Monday, March 22, 2010

Sanger: A Major Victory, but at What Cost?

David E Sanger in the New York Times is wondering whether Obama has just brought about "a historic achievement or political suicide for his party", speculating that he has perhaps achieved both.

And he bemoans what Obama has lost during this long bitter battle.

But there is no doubt that in the course of this debate, Mr. Obama has lost something — and lost it for good. Gone is the promise on which he rode to victory less than a year and a half ago — the promise of a “postpartisan” Washington in which rationality and calm discourse replaced partisan bickering.

Never in modern memory has a major piece of legislation passed without a single Republican vote. Even President Lyndon B. Johnson got just shy of half of Republicans in the House to vote for Medicare in 1965, a piece of legislation that was denounced with many of the same words used to oppose this one. That may be the true measure of how much has changed in Washington in the ensuing 45 years, and how Mr. Obama’s own strategy is changing with the discovery that the approach to governing he had in mind simply will not work.

“Let’s face it, he’s failed in the effort to be the nonpolarizing president, the one who can use rationality and calm debate to bridge our traditional divides,” said Peter Beinart, a liberal essayist who is publishing a history of hubris in politics. “It turns out he’s our third highly polarizing president in a row. But for his liberal base, it confirms that they were right to believe in the guy — and they had their doubts.”

There was never any chance of Obama achieving this in a bipartisan manner, for the simple reason that the Republicans were opposed to this in every way, shape and form. At their core, the Republican message appears to me to be, "Why should I pay for you?"

They utterly abhor any sense of the collective, which is the very thing at the centre of what Obama was proposing.

But we have seen, at last, that Obama is prepared to stick his neck out and use his political capital to bring about the change on which he campaigned.

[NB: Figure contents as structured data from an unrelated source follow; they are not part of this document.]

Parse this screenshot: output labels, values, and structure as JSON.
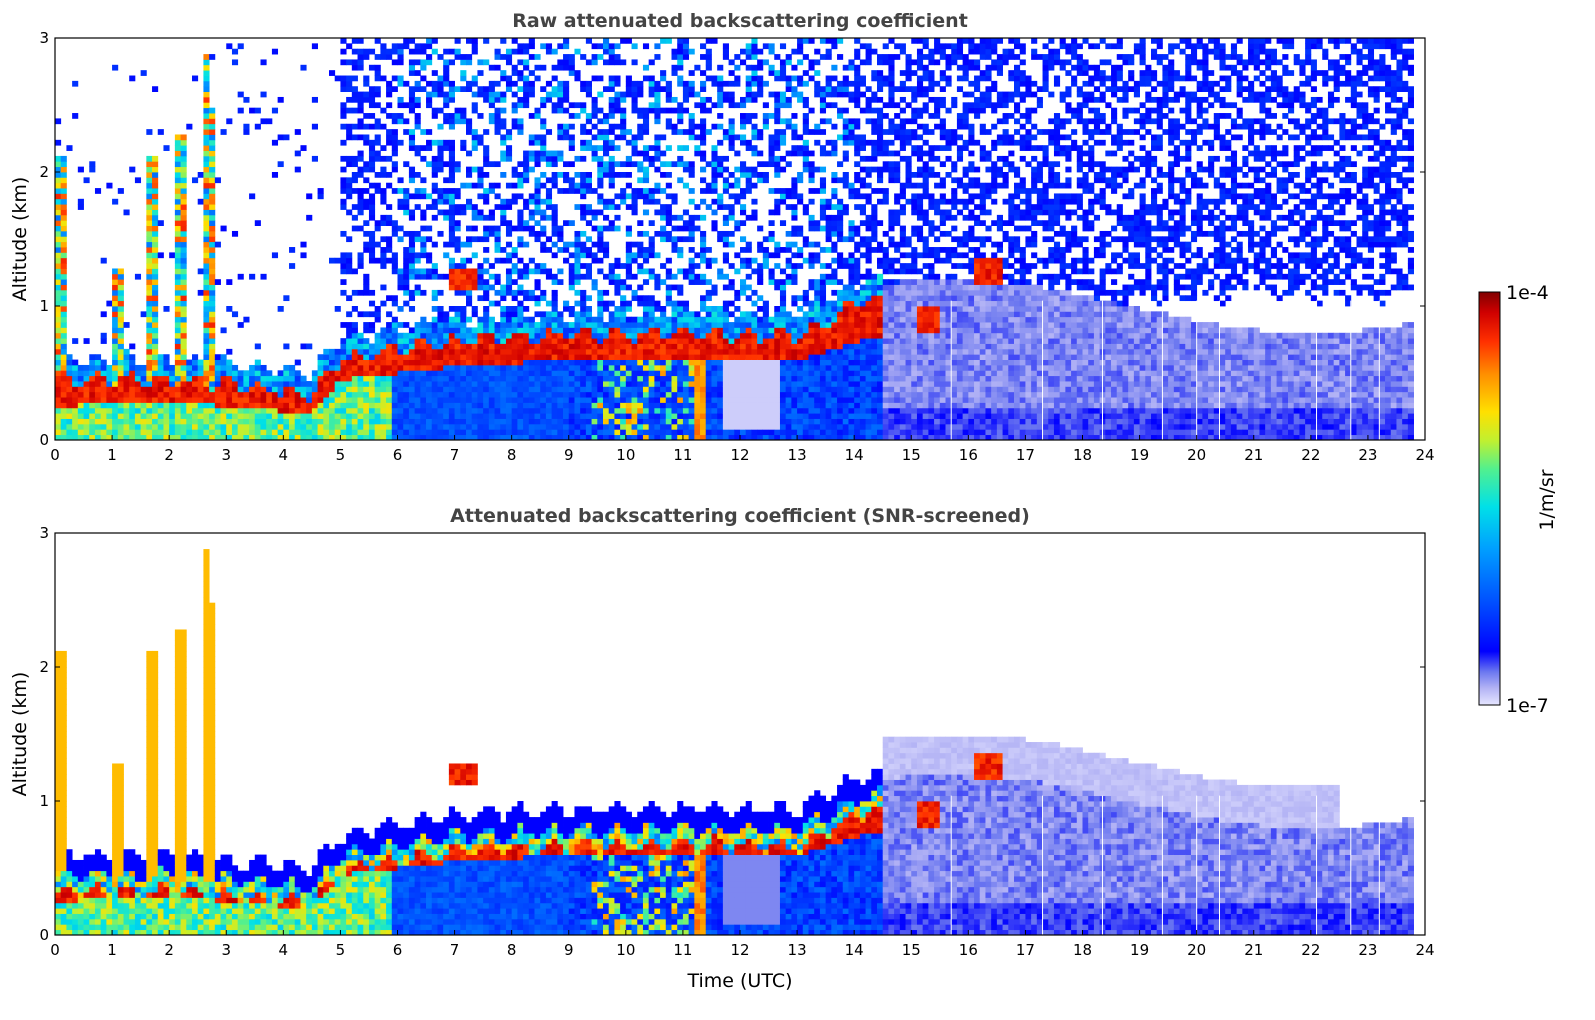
{
  "chart_data": [
    {
      "type": "heatmap",
      "title": "Raw attenuated backscattering coefficient",
      "xlabel": "",
      "ylabel": "Altitude (km)",
      "xlim": [
        0,
        24
      ],
      "ylim": [
        0,
        3
      ],
      "xticks": [
        "0",
        "1",
        "2",
        "3",
        "4",
        "5",
        "6",
        "7",
        "8",
        "9",
        "10",
        "11",
        "12",
        "13",
        "14",
        "15",
        "16",
        "17",
        "18",
        "19",
        "20",
        "21",
        "22",
        "23",
        "24"
      ],
      "yticks": [
        "0",
        "1",
        "2",
        "3"
      ],
      "data_end_time": 23.8,
      "layers": [
        {
          "t": 0,
          "top": 0.45,
          "base": 0.25
        },
        {
          "t": 2,
          "top": 0.45,
          "base": 0.3
        },
        {
          "t": 3,
          "top": 0.42,
          "base": 0.25
        },
        {
          "t": 4.5,
          "top": 0.35,
          "base": 0.2
        },
        {
          "t": 5,
          "top": 0.6,
          "base": 0.45
        },
        {
          "t": 7,
          "top": 0.75,
          "base": 0.55
        },
        {
          "t": 9,
          "top": 0.78,
          "base": 0.6
        },
        {
          "t": 11,
          "top": 0.8,
          "base": 0.62
        },
        {
          "t": 13,
          "top": 0.78,
          "base": 0.6
        },
        {
          "t": 14.2,
          "top": 1.05,
          "base": 0.75
        }
      ],
      "plumes": [
        {
          "t": 0.1,
          "top": 2.1
        },
        {
          "t": 1.1,
          "top": 1.3
        },
        {
          "t": 1.7,
          "top": 2.1
        },
        {
          "t": 2.2,
          "top": 2.3
        },
        {
          "t": 2.65,
          "top": 2.9
        },
        {
          "t": 2.75,
          "top": 2.5
        }
      ],
      "elevated": [
        {
          "t": 7.2,
          "alt": 1.2
        },
        {
          "t": 15.3,
          "alt": 0.9
        },
        {
          "t": 16.4,
          "alt": 1.25
        }
      ]
    },
    {
      "type": "heatmap",
      "title": "Attenuated backscattering coefficient (SNR-screened)",
      "xlabel": "Time (UTC)",
      "ylabel": "Altitude (km)",
      "xlim": [
        0,
        24
      ],
      "ylim": [
        0,
        3
      ],
      "xticks": [
        "0",
        "1",
        "2",
        "3",
        "4",
        "5",
        "6",
        "7",
        "8",
        "9",
        "10",
        "11",
        "12",
        "13",
        "14",
        "15",
        "16",
        "17",
        "18",
        "19",
        "20",
        "21",
        "22",
        "23",
        "24"
      ],
      "yticks": [
        "0",
        "1",
        "2",
        "3"
      ],
      "data_end_time": 23.8,
      "screened": true
    }
  ],
  "colorbar": {
    "label": "1/m/sr",
    "max_label": "1e-4",
    "min_label": "1e-7",
    "scale": "log",
    "colormap": "jet",
    "colors": [
      "#e6e6ff",
      "#b4b4f5",
      "#6c78f0",
      "#0000ff",
      "#0050ff",
      "#00a0ff",
      "#00e0e8",
      "#50f090",
      "#c0f030",
      "#ffe000",
      "#ff9000",
      "#ff3000",
      "#d00000",
      "#800000"
    ]
  }
}
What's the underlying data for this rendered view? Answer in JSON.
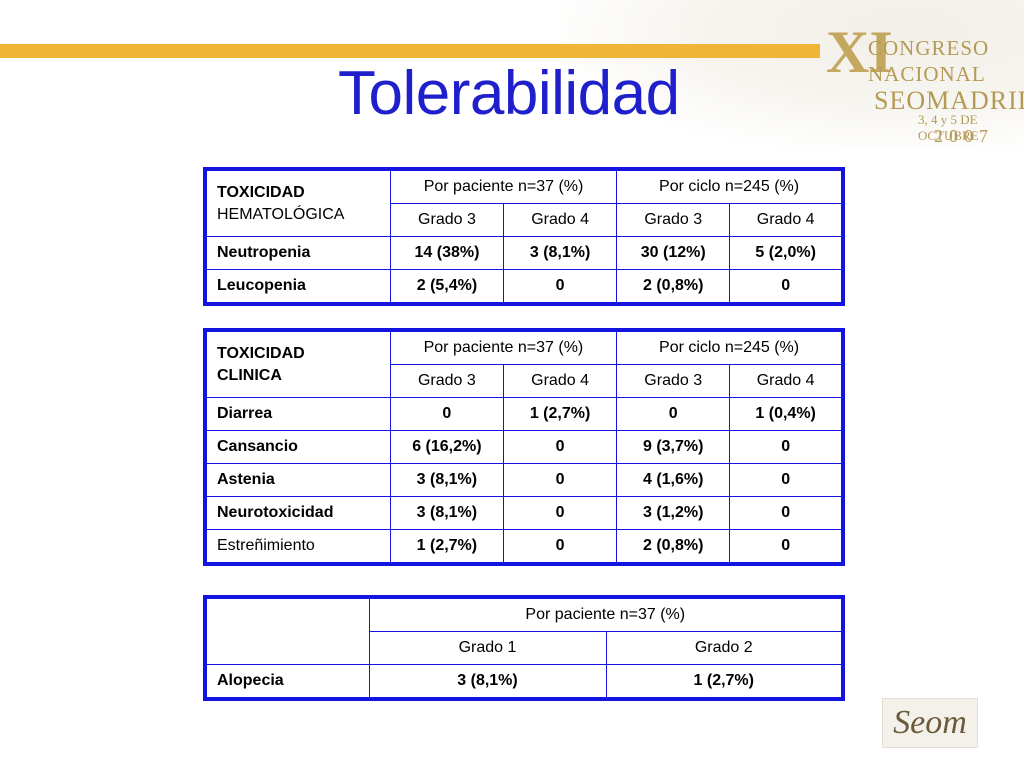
{
  "slide": {
    "title": "Tolerabilidad"
  },
  "branding": {
    "congress_roman": "XI",
    "congress_line1": "CONGRESO",
    "congress_line2": "NACIONAL",
    "congress_line3": "SEOMADRID",
    "congress_dates": "3, 4 y 5 DE OCTUBRE",
    "congress_year": "2007",
    "bottom_logo_text": "Seom"
  },
  "colors": {
    "title": "#1f1fcc",
    "table_border": "#1414e0",
    "accent_bar": "#f0b437"
  },
  "table_hematologic": {
    "header_line1": "TOXICIDAD",
    "header_line2": "HEMATOLÓGICA",
    "group1": "Por paciente n=37 (%)",
    "group2": "Por ciclo n=245 (%)",
    "subheaders": [
      "Grado 3",
      "Grado 4",
      "Grado 3",
      "Grado 4"
    ],
    "rows": [
      {
        "label": "Neutropenia",
        "values": [
          "14 (38%)",
          "3 (8,1%)",
          "30 (12%)",
          "5 (2,0%)"
        ]
      },
      {
        "label": "Leucopenia",
        "values": [
          "2 (5,4%)",
          "0",
          "2 (0,8%)",
          "0"
        ]
      }
    ]
  },
  "table_clinical": {
    "header_line1": "TOXICIDAD",
    "header_line2": "CLINICA",
    "group1": "Por paciente n=37 (%)",
    "group2": "Por ciclo n=245 (%)",
    "subheaders": [
      "Grado 3",
      "Grado 4",
      "Grado 3",
      "Grado 4"
    ],
    "rows": [
      {
        "label": "Diarrea",
        "values": [
          "0",
          "1 (2,7%)",
          "0",
          "1 (0,4%)"
        ]
      },
      {
        "label": "Cansancio",
        "values": [
          "6 (16,2%)",
          "0",
          "9 (3,7%)",
          "0"
        ]
      },
      {
        "label": "Astenia",
        "values": [
          "3 (8,1%)",
          "0",
          "4 (1,6%)",
          "0"
        ]
      },
      {
        "label": "Neurotoxicidad",
        "values": [
          "3 (8,1%)",
          "0",
          "3 (1,2%)",
          "0"
        ]
      },
      {
        "label": "Estreñimiento",
        "values": [
          "1 (2,7%)",
          "0",
          "2 (0,8%)",
          "0"
        ]
      }
    ]
  },
  "table_alopecia": {
    "group1": "Por paciente n=37 (%)",
    "subheaders": [
      "Grado 1",
      "Grado 2"
    ],
    "rows": [
      {
        "label": "Alopecia",
        "values": [
          "3 (8,1%)",
          "1 (2,7%)"
        ]
      }
    ]
  }
}
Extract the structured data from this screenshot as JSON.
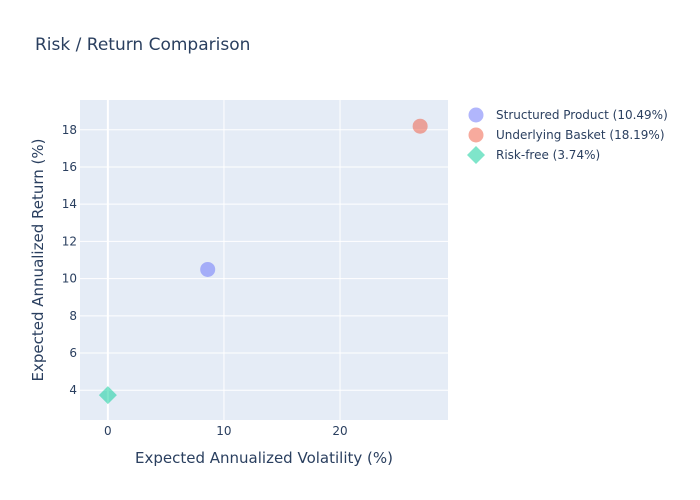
{
  "chart_data": {
    "type": "scatter",
    "title": "Risk / Return Comparison",
    "xlabel": "Expected Annualized Volatility (%)",
    "ylabel": "Expected Annualized Return (%)",
    "xlim": [
      -2.4,
      29.3
    ],
    "ylim": [
      2.4,
      19.6
    ],
    "xticks": [
      0,
      10,
      20
    ],
    "yticks": [
      4,
      6,
      8,
      10,
      12,
      14,
      16,
      18
    ],
    "grid": true,
    "legend_position": "right",
    "plot_bgcolor": "#e5ecf6",
    "series": [
      {
        "name": "Structured Product (10.49%)",
        "x": 8.6,
        "y": 10.49,
        "color": "#636efa",
        "marker": "circle"
      },
      {
        "name": "Underlying Basket (18.19%)",
        "x": 26.9,
        "y": 18.19,
        "color": "#ef553b",
        "marker": "circle"
      },
      {
        "name": "Risk-free (3.74%)",
        "x": 0,
        "y": 3.74,
        "color": "#00cc96",
        "marker": "diamond"
      }
    ]
  }
}
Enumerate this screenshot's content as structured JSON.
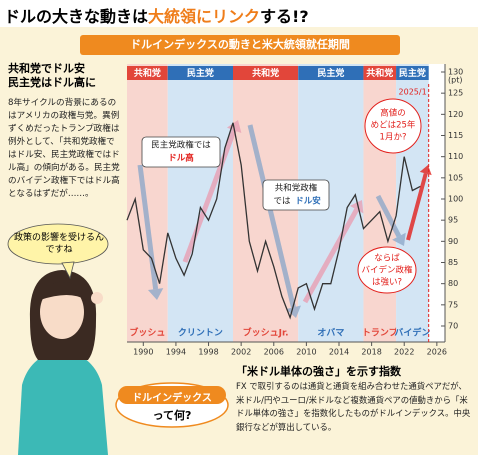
{
  "header": {
    "title_parts": [
      "ドルの大きな動きは",
      "大統領にリンク",
      "する!?"
    ]
  },
  "sidebar": {
    "heading": [
      "共和党でドル安",
      "民主党はドル高に"
    ],
    "body": "8年サイクルの背景にあるのはアメリカの政権与党。異例ずくめだったトランプ政権は例外として、「共和党政権ではドル安、民主党政権ではドル高」の傾向がある。民主党のバイデン政権下ではドル高となるはずだが……。",
    "bubble": "政策の影響を受けるんですね"
  },
  "chart_data": {
    "type": "line",
    "title": "ドルインデックスの動きと米大統領就任期間",
    "unit": "(pt)",
    "x": [
      1988,
      1989,
      1990,
      1991,
      1992,
      1993,
      1994,
      1995,
      1996,
      1997,
      1998,
      1999,
      2000,
      2001,
      2002,
      2003,
      2004,
      2005,
      2006,
      2007,
      2008,
      2009,
      2010,
      2011,
      2012,
      2013,
      2014,
      2015,
      2016,
      2017,
      2018,
      2019,
      2020,
      2021,
      2022,
      2023,
      2024
    ],
    "values": [
      95,
      100,
      88,
      86,
      80,
      92,
      86,
      82,
      87,
      98,
      95,
      100,
      112,
      118,
      108,
      90,
      83,
      90,
      84,
      77,
      72,
      79,
      80,
      74,
      80,
      80,
      88,
      98,
      101,
      93,
      95,
      97,
      90,
      96,
      110,
      102,
      103
    ],
    "color": "#333333",
    "xlim": [
      1988,
      2027
    ],
    "ylim": [
      70,
      130
    ],
    "xticks": [
      1990,
      1994,
      1998,
      2002,
      2006,
      2010,
      2014,
      2018,
      2022,
      2026
    ],
    "yticks": [
      70,
      75,
      80,
      85,
      90,
      95,
      100,
      105,
      110,
      115,
      120,
      125,
      130
    ],
    "periods": [
      {
        "party": "共和党",
        "president": "ブッシュ",
        "start": 1988,
        "end": 1993,
        "color": "#e2463a",
        "band": "#f8d6cf"
      },
      {
        "party": "民主党",
        "president": "クリントン",
        "start": 1993,
        "end": 2001,
        "color": "#2f6fb7",
        "band": "#d3e5f4"
      },
      {
        "party": "共和党",
        "president": "ブッシュJr.",
        "start": 2001,
        "end": 2009,
        "color": "#e2463a",
        "band": "#f8d6cf"
      },
      {
        "party": "民主党",
        "president": "オバマ",
        "start": 2009,
        "end": 2017,
        "color": "#2f6fb7",
        "band": "#d3e5f4"
      },
      {
        "party": "共和党",
        "president": "トランプ",
        "start": 2017,
        "end": 2021,
        "color": "#e2463a",
        "band": "#f8d6cf"
      },
      {
        "party": "民主党",
        "president": "バイデン",
        "start": 2021,
        "end": 2025,
        "color": "#2f6fb7",
        "band": "#d3e5f4"
      }
    ],
    "marker": {
      "value": 2025,
      "label": "2025/1"
    },
    "annotations": [
      {
        "text": [
          "民主党政権では",
          "ドル高"
        ]
      },
      {
        "text": [
          "共和党政権",
          "では",
          "ドル安"
        ]
      },
      {
        "text": [
          "高値の",
          "めどは25年",
          "1月か?"
        ]
      },
      {
        "text": [
          "ならば",
          "バイデン政権",
          "は強い?"
        ]
      }
    ]
  },
  "footer": {
    "badge": [
      "ドルインデックス",
      "って何?"
    ],
    "heading": "「米ドル単体の強さ」を示す指数",
    "body": "FX で取引するのは通貨と通貨を組み合わせた通貨ペアだが、米ドル/円やユーロ/米ドルなど複数通貨ペアの値動きから「米ドル単体の強さ」を指数化したものがドルインデックス。中央銀行などが算出している。"
  }
}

And the notion that this is "political suicide" strikes me as farcical. Are we expected to believe that Americans will hate an improvement in their healthcare provisions?
“This only worked well for the Republican Party if it failed to pass,” David Axelrod, one of the president’s closest political advisers, said at the White House as he watched the vote count for the final bill reach 219 in favor. “They wanted to run against a caricature of it rather than the real bill. Now let them tell a child with a pre-existing condition, ‘We don’t think you should be covered.’"
The arguments which the Republicans will now come up with are no different to their arguments concerning Medicare when it was passed. They may loathe the notion that the poorest of their country are deserving of free healthcare, but there is not a single one of them who would dare vote to repeal it.

And I find the arguments that Obama will be punished for what he has done to be mere Republican wishful thinking.

They have lost, and they have lost badly. They set themselves up against a change which will benefit tens of millions of Americans, and now they take comfort from their loss in the hope that Obama will be punished for beating them.

They are being delusional. They may have stirred the passions of certain sections of American society, as they are wont to do, but they have never won the argument. They have agreed that change was needed in America's healthcare system, but never sufficiently articulated what they thought that change should be.

They have, in my opinion, rightly, been portrayed as The Party of No.

They have spent too much of the past year listening to the Tea Party protesters and the members of their own base who have opposed all that Obama was proposing, and have imagined that they were somehow speaking to the "man in the street", to the perfect average American.

But one only had to look at the ethnic make up of the average tea party protest to realise that they were speaking only to white Americans, mostly of a certain age.

And, whilst the Republicans are quite right to assume that the rage of this section of society will not soon be abated, their fundamental mistake is to assume that they represent many more people than they actually do.

There will be no punishment for Obama for what he has just done. And Republicans hoping for that to be the case are simply looking for silver linings in the darkest of right wing clouds.